3- After being armed with an understanding of MDP, we move on to explore the solution space of the MDP problem, and what the different solutions beyond DP, which includes model-based and model-free solutions. We will focus in this part on model-free solutions, and defer model-based solutions to the last part. In this part, we describe the Monte-Carlo and Temporal-Difference sampling based methods, including the famous and important Q-learning algorithm, and SARSA. We will describe the practical usage and implementation of Q-learning and SARSA on control tabular maze problems from OpenAI Gym environments.
4- To move beyond simple tabular problems, we will need to learn about function approximation in RL, which leads to the mainstream RL methods today using Deep Learning, or Deep Reinforcement Learning (DRL). We will describe here the breakthrough algorithm of DeepMind that solved the Atari games and AlphaGO, which is Deep Q-Networks or DQN. We also discuss how we can solve Atari games problems using DQN in practice using Keras-RL and TF-Agents.
5- In the fifth part, we move to Advanced DRL algorithms, mainly under a family called Policy based methods. We discuss here Policy Gradients, DDPG, Actor-Critic, A2C, A3C, TRPO and PPO methods. We also discuss the important Stable Baseline library to implement all those algorithms on different environments in OpenAI Gym, like Atari and others.

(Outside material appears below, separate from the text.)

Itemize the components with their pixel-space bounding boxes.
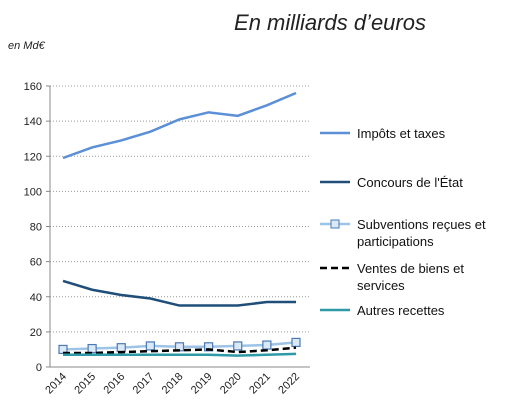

6- Finally, we explore the model-based family of RL methods, and importantly, differentiating model-based RL from planning, and exploring the whole spectrum of RL methods.
Hopefully, you enjoy this course, and find it useful.
Pre-requisities
Machine Learning basics
Deep Learning basics
Probability
Programming and Problem solving basics
Python programming
Topics Covered
Introduction to Reinforcement Learning
Markov Decision Process (MDP)
MDP Solution Space
Deep Reinforcement Learning (DRL)
Advanced DRL
Model based RL
What you will learn
Define what is Reinforcement Learning?
Apply all what is learned using state-of-the art libraries like OpenAI Gym, StabeBaselines, Keras-RL and TensorFlow Agents
Define what are the applications domains and success stories of RL?
Define what are the difference between Reinforcement and Supervised Learning?
Define the main components of an RL problem setup?
Define what are the main ingredients of an RL agent and their taxonomy?
Define what is Markov Reward Process (MRP) and Markov Decision Process (MDP)?
Define the solution space of RL using MDP framework
Solve the RL problems using planning with Dynamic Programming algorithms, like Policy Evaluation, Policy Iteration and Value Iteration
Solve RL problems using model free algorithms like Monte-Carlo, TD learning, Q-learning and SARSA
Differentiate On-policy and Off-policy algorithms
Master Deep Reinforcement Learning algorithms like Deep Q-Networks (DQN), and apply them to Large Scale RL
Master Policy Gradients algorithms and Actor-Critic (AC, A2C, A3C)
Master advanced DRL algorithms like DDPG, TRPO and PPO
Define what is model-based RL, and differentiate it from planning, and what are their main algorithms and applications?